EY-Retailexperte Martin Unger analysiert die Ergebnisse des „Sustainable Commerce Report 2023”.

••• Von Paul Hafner

Mit der Nachhaltigkeit ist es so eine Sache: Zwar ist sie stets in aller Munde, bleibt aber dann häufig doch vorrangig ein Lippenbekenntnis – sowohl seitens der Unternehmen als auch der Konsumenten. Die Wichtigkeit, welche umweltverträglichem Handeln in Umfragen seit Jahren immer wieder und von beiden Seiten in Einklang beigemessen wird, spiegelt sich in den Zahlen zum Konsum, aber auch in der Konsequenz der getätigten Maßnahmen nur bedingt.

Gleichzeitig lässt sich klar konstatieren, dass die Stoßrichtung stimmt – das zeigen nicht zuletzt diverse hehre Initiativen im Lebensmittelhandel. Es geht etwas weiter – aber eben nicht so schnell, wie es für die Bekämpfung des Klimawandels vonnöten wäre. Mit der anhaltenden Teuerung ist im vergangenen Jahr ein weiterer „Bremsklotz” hinzugekommen, wie es Handelsverband-Geschäftsführer Rainer Will im Rahmen der Präsentation des „Sustainable Commerce Report 2023” formuliert; die aktuellen Krisen hätten die Investitionsbereitschaft des Handels in Nachhaltigkeit verringert.
Neben mangelnder Kapitalausstatung geben die im Zuge der Studie befragten Händler (107 Mitglieder des Handelsverbands) auch eine Unklarheit über die Wünsche sowie die Zahlungsbereitschaft der Kunden als größte Hürde an.

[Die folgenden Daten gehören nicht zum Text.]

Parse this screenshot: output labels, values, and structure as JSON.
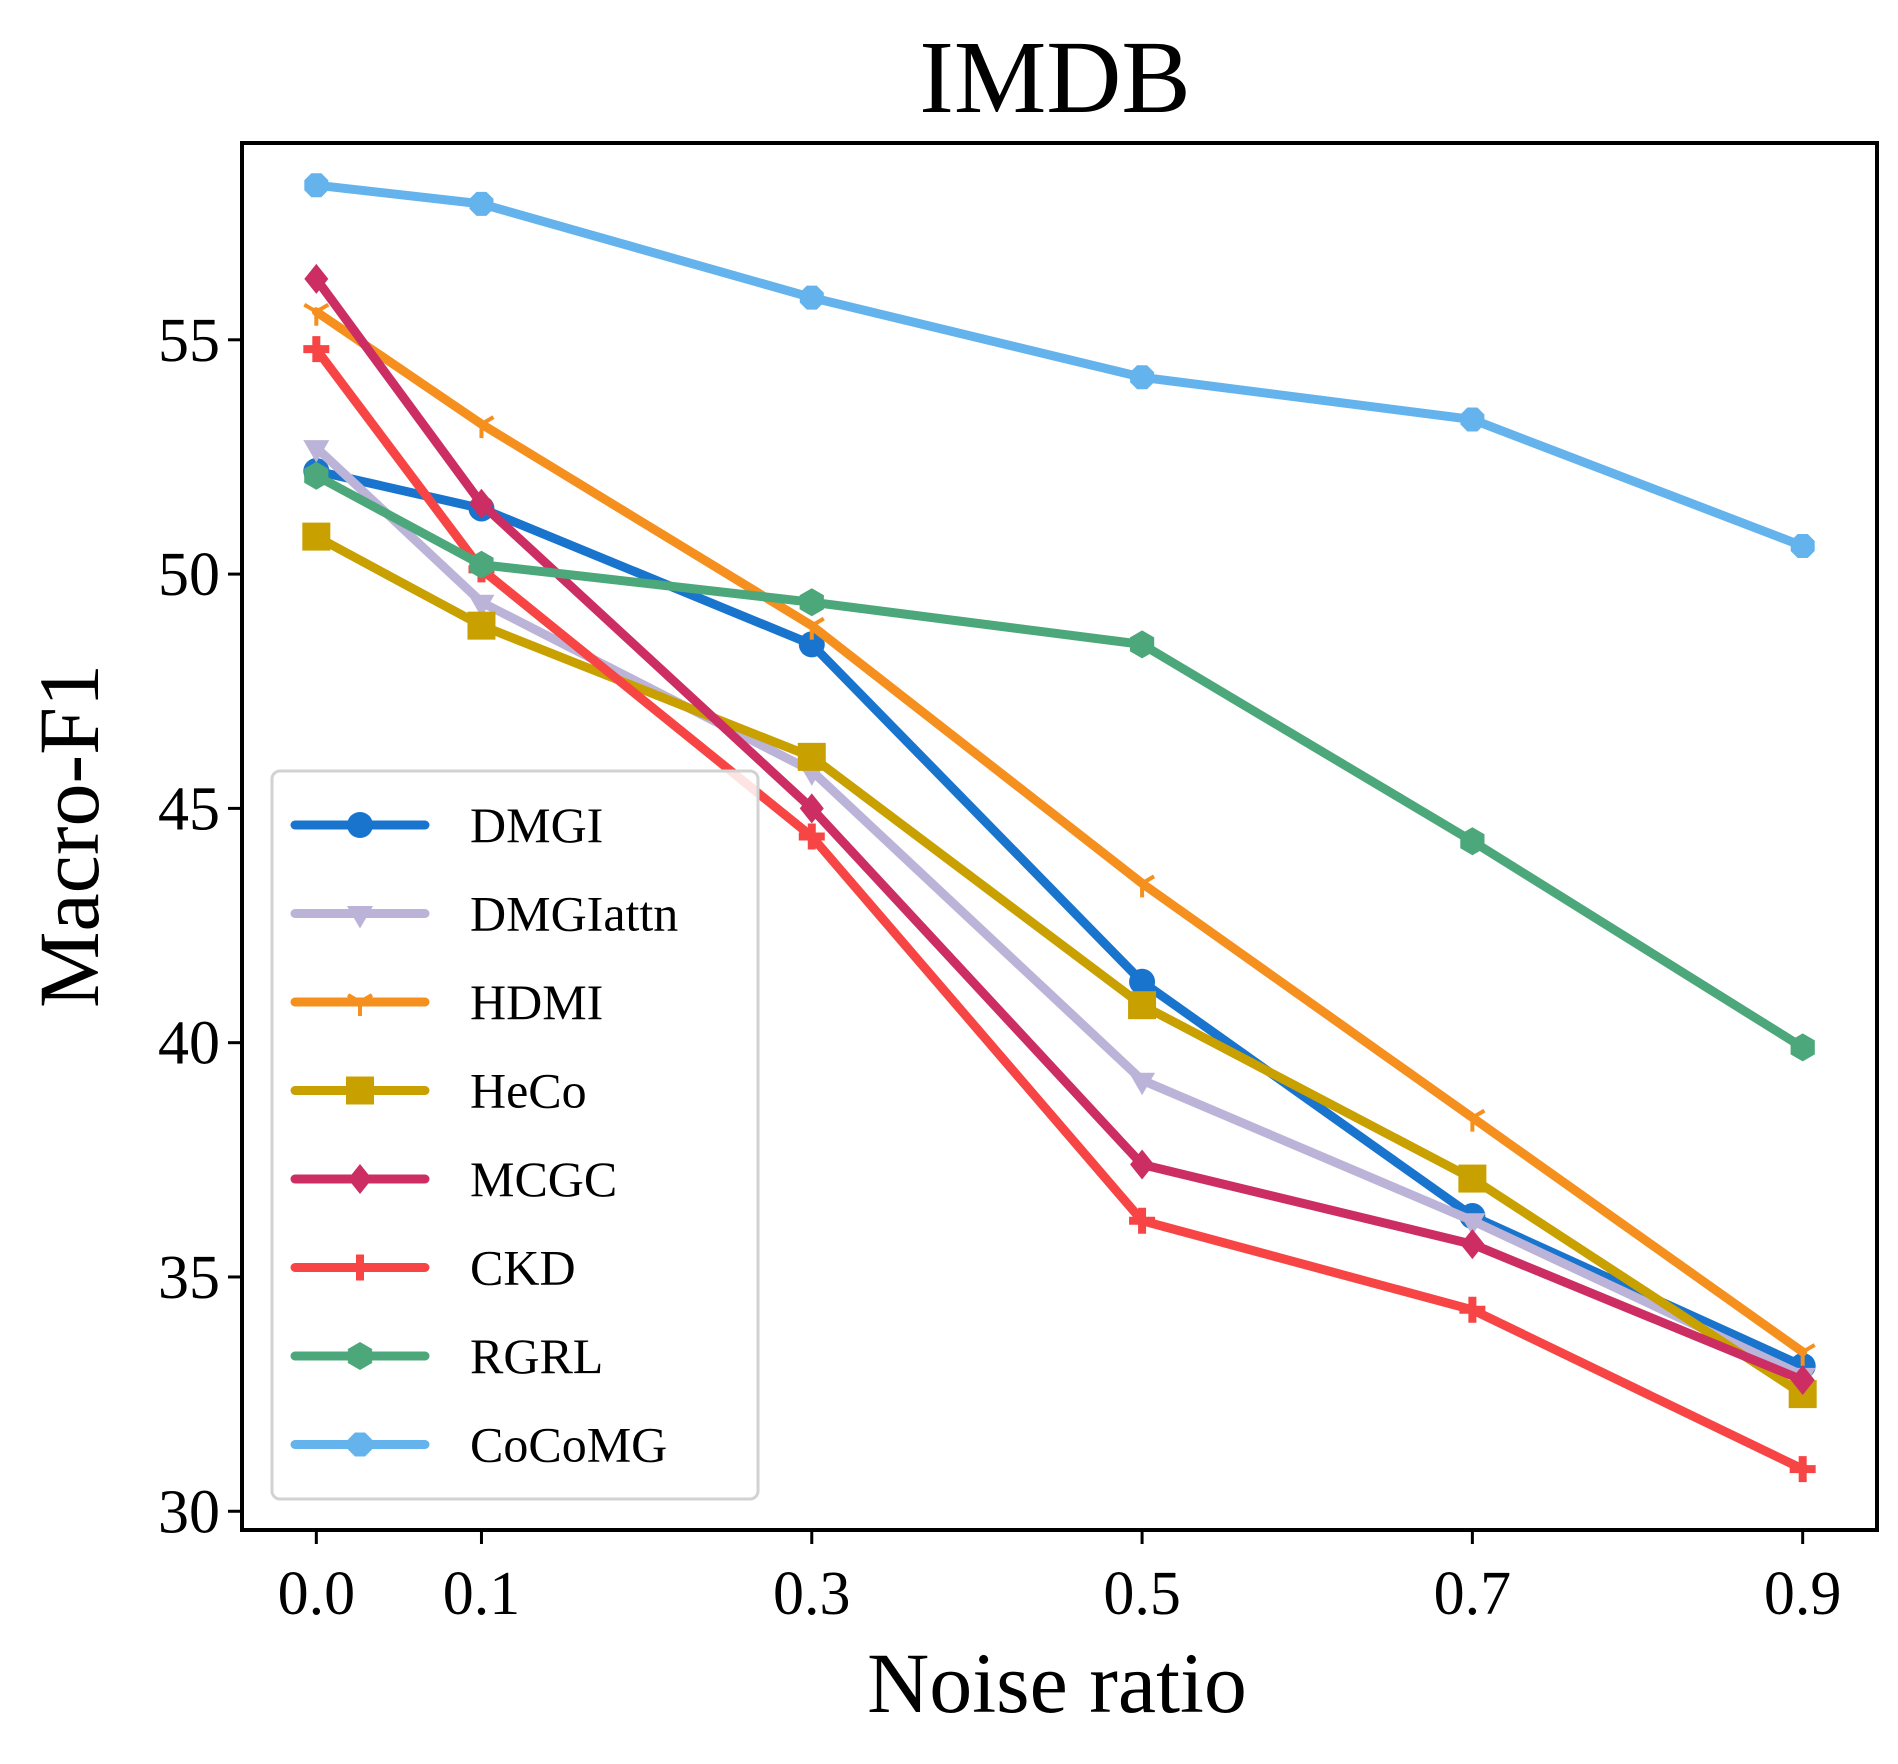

Einvernehmlicher Stillstand

Ob beim Kauf von Lebensmitteln, Kleidung, Möbeln oder Elektrogeräten: Verbraucher achten zurzeit vor allem auf ein gutes Preis-Leistungs-Verhältnis (über 80%) und eine hohe Produktqualität (über 70%) – erst dahinter folgen Nachhaltigkeitsaspekte wie Regionalität, Tierwohl und umweltschonende Verpackung (Lebensmittel) bzw. Verzicht auf fragwürdige Inhaltsstoffe und faire Arbeitsbedingungen (Kleidung).

Zwar haben sich die Prioritäten gegenüber der Vergleichsstudie von 2021 kaum verschoben, doch gewinnt das Kriterium des „generell niedrigen Preises” signifikant an Bedeutung: War dieser in 2021 nur für die Hälfte der Österreicher wichtig, so ist dies heuer bei Lebensmitteln für rund zwei Drittel ein wesentliches Kaufkriterium, bei Bekleidung für knapp 60%. Fast die Hälfte der Befragten (47%) gibt explizit an, dass sie sich Öko-Produkte derzeit aufgrund der allgemeinen Teuerung nicht leisten kann.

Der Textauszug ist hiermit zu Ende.